Combien de temps prend une désolidarisation bancaire ?
Comptez 4 à 8 semaines entre le dépôt du dossier complet et l’acceptation. Le passage en comité de crédit prend généralement deux semaines, l’édition de l’avenant deux autres, et la signature chez le notaire pour acter le tout finalise la procédure. Si la banque demande un nouveau prêt plutôt qu’un avenant, prévoyez 2 à 3 mois supplémentaires.
Que se passe-t-il si mon ex ne paie plus sa part avant la désolidarisation ?
La banque vous réclame la totalité. Vous payez pour ne pas être inscrit au FICP, et vous engagez une procédure de remboursement contre votre ex devant le tribunal judiciaire. Récupérer les sommes prend des mois, parfois des années. Documentez chaque versement et conservez tous les justificatifs : ils seront produits dans la procédure.
Faut-il informer le notaire du divorce s’il a rédigé l’acte d’achat initial ?
Oui, le notaire qui a établi l’acte d’origine est souvent celui qui rédige aussi l’acte de partage. Il connaît le dossier, l’historique, les clauses particulières. Vous gagnez du temps et de la cohérence. Rien ne vous y oblige juridiquement, mais c’est presque toujours la meilleure option.

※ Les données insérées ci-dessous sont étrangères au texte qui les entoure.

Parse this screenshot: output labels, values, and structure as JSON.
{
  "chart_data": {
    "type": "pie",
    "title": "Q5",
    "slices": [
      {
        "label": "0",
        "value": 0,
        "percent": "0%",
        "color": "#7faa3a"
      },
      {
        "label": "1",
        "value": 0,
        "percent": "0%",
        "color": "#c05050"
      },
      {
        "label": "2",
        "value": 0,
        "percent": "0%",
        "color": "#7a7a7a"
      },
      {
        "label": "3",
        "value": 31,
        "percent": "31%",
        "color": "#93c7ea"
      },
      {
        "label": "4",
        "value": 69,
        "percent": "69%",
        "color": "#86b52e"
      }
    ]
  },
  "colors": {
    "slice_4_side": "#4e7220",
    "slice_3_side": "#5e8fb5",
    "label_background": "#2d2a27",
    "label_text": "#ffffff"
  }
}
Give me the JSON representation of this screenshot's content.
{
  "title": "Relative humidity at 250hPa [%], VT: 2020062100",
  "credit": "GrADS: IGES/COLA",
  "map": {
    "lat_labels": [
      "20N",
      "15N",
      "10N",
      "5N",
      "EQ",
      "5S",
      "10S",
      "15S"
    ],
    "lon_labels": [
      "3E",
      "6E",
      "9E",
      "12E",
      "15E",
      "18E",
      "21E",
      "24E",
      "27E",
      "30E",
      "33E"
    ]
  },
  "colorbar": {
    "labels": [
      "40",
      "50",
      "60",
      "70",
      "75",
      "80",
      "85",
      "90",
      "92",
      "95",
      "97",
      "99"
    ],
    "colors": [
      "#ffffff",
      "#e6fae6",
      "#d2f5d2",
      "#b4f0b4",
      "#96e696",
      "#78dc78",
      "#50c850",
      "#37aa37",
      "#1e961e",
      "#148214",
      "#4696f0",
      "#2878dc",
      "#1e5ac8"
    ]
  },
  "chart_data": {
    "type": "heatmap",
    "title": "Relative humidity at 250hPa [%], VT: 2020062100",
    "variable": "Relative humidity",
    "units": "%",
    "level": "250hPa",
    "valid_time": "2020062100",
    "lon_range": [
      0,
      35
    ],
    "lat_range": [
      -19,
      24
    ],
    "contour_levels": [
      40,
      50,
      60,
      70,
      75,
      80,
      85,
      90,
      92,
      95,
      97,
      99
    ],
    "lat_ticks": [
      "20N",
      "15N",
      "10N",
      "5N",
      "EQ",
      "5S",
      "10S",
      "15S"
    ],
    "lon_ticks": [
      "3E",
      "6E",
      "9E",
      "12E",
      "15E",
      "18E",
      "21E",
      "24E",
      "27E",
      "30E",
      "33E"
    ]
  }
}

Le vrai conseil après dix divorces immobiliers analysés
Si je devais retenir une chose : ne pas signer la convention de divorce avant d’avoir l’accord écrit de la banque sur la désolidarisation ou sur le nouveau prêt. Trop de couples actent une soulte chez le notaire, puis découvrent que la banque refuse de libérer l’un des deux du crédit. Résultat, le partage est fait, le bien est officiellement attribué à l’un, mais les deux restent débiteurs.
L’ordre optimal : d’abord la pré-acceptation bancaire (souvent valable 3 mois), ensuite la signature de la convention, puis l’acte de partage. Ça allonge un peu la procédure mais ça évite les situations bloquées qui pourrissent les années suivantes.
Et un dernier point. Le coût émotionnel de garder le bien familial est rarement chiffré, et pourtant il pèse. Habiter la maison qu’on a achetée à deux, voir les murs qu’on a peints ensemble, croiser le canapé qu’on a choisi un samedi de mai… certains tournent la page mieux en vendant. C’est une option qui se défend, même quand on à les moyens de racheter la part de l’autre.